In 1993, they published「Gwang-ju Cheonam one hundred years chronological table」, and slated for Electric light news-board. In 1996, they purchased Cutting edge color rotary press, starting internet service. and operating Super sized Electric light news-board. In 1997, Second factory was published at Songha-dong, Namgu, Gwangju.

===2000 to present===
In 2004, <Monthly Yehyang> was discontinued (with 209 issues).
In May 2004, they founded Hampyeong Dynasty CC.
Since January 2004, converted to morning paper, they started the second inception.
In 2011, Kwangju Ilbo channel A was set up.

==Content==
At first, it was published for 48 pages a week. In 1981 it was expanded from 48 to 72 pages per week (12 pages a day). In 1999, it was fully written laterally. In 2004, it became a morning paper. The paper has had an online presence since 1996.

==Editors==

- Nam-jung Kim (1884-1975)
- Jong-tae Kim (1975-1994)
- Seoung-ho Choi (1993-1912)
- Young-ho Son (2003-2004)
- In-ho Baeck (2004-2006)
- Jin-young Kim (2006-2009)
- Jae-cheol You (2009-2012)
- Yae-song Kim (2012-2013)

==Readership==
About 45,000 people have subscribed to this newspaper per day.
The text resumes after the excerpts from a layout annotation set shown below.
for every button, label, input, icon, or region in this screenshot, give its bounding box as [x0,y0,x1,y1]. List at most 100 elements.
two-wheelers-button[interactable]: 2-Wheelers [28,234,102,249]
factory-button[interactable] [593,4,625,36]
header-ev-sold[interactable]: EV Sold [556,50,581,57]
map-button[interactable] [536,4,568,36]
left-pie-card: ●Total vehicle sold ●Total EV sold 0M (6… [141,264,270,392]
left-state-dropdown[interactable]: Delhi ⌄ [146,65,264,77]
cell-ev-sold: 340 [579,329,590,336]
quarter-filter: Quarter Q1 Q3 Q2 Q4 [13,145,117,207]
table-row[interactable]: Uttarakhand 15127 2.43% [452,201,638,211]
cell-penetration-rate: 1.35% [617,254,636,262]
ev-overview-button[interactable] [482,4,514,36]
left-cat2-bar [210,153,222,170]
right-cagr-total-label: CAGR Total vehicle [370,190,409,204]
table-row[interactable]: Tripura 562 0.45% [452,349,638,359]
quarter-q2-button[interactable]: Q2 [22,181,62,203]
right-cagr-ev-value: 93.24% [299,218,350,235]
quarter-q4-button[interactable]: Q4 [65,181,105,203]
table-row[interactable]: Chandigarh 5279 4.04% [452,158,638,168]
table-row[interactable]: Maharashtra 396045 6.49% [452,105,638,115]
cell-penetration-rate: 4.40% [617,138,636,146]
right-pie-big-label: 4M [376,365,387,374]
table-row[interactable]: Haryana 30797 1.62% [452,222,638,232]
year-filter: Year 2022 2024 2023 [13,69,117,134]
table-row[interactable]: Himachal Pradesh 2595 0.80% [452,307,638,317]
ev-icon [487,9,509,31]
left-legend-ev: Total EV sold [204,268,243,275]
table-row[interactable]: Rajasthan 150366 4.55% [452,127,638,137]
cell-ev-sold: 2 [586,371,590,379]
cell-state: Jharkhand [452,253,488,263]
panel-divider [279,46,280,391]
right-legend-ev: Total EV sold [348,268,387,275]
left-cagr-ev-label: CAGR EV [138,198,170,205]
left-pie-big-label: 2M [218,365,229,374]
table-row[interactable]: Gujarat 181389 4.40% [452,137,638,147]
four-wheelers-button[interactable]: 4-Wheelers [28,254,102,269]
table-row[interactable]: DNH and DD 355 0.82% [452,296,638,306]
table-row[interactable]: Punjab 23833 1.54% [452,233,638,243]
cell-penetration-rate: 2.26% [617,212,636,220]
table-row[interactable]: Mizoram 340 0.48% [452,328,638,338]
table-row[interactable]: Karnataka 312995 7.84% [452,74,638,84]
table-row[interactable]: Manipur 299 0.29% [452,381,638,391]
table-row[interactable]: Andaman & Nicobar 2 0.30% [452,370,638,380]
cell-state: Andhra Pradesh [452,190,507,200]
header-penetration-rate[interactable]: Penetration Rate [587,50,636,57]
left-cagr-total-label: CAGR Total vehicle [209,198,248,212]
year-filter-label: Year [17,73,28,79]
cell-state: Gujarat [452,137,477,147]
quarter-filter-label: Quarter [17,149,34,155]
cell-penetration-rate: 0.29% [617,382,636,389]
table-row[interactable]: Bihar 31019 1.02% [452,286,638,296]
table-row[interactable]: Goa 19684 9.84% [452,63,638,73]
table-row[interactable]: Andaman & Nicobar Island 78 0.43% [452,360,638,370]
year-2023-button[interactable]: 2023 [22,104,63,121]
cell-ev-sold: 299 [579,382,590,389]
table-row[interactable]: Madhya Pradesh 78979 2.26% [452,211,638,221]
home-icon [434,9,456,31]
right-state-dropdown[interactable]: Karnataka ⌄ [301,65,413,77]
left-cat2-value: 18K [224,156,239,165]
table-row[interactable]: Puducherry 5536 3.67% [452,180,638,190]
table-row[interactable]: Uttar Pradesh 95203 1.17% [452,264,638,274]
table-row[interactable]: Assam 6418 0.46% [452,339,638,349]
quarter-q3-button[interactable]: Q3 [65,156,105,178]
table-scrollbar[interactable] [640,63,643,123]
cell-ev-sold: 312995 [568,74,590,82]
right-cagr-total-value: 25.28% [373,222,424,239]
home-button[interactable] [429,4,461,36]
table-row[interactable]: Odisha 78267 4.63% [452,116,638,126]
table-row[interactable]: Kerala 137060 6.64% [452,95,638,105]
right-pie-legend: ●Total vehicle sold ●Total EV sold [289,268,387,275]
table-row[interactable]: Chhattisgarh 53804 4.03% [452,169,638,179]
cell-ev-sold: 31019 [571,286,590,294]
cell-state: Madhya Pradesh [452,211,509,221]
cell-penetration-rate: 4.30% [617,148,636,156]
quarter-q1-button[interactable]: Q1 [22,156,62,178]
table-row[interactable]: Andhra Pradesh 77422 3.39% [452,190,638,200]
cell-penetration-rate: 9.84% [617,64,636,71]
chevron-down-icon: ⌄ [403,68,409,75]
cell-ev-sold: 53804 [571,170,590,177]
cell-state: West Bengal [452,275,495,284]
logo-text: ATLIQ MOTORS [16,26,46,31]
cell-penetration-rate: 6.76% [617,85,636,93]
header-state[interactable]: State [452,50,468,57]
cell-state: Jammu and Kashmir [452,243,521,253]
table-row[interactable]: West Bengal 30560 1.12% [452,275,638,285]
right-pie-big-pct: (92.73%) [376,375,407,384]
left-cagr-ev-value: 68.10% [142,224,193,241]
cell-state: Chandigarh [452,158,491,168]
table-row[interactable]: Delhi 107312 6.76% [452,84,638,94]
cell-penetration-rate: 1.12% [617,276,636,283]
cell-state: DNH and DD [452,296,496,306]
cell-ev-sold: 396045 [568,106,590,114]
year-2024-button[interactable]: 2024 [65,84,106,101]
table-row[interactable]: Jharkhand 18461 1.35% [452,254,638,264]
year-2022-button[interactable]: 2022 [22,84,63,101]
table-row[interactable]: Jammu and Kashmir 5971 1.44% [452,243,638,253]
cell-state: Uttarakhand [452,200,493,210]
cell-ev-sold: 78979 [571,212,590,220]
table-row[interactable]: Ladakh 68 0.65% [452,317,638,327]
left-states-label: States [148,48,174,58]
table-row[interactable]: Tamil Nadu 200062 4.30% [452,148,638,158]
It is ranked ninth among local newspapers in South Korea except for major newspapers like Chosun or Dong-a Ilbo.

==Ownership==
It is owned by Daeju Group. Daeju Group started from Daeju Instruction. It has become a solid business entity with 14 affiliates. In particular, the company showed rapid growth in the 2000s. Kwangju Ilbo became affiliated with Daeju Group in 2003.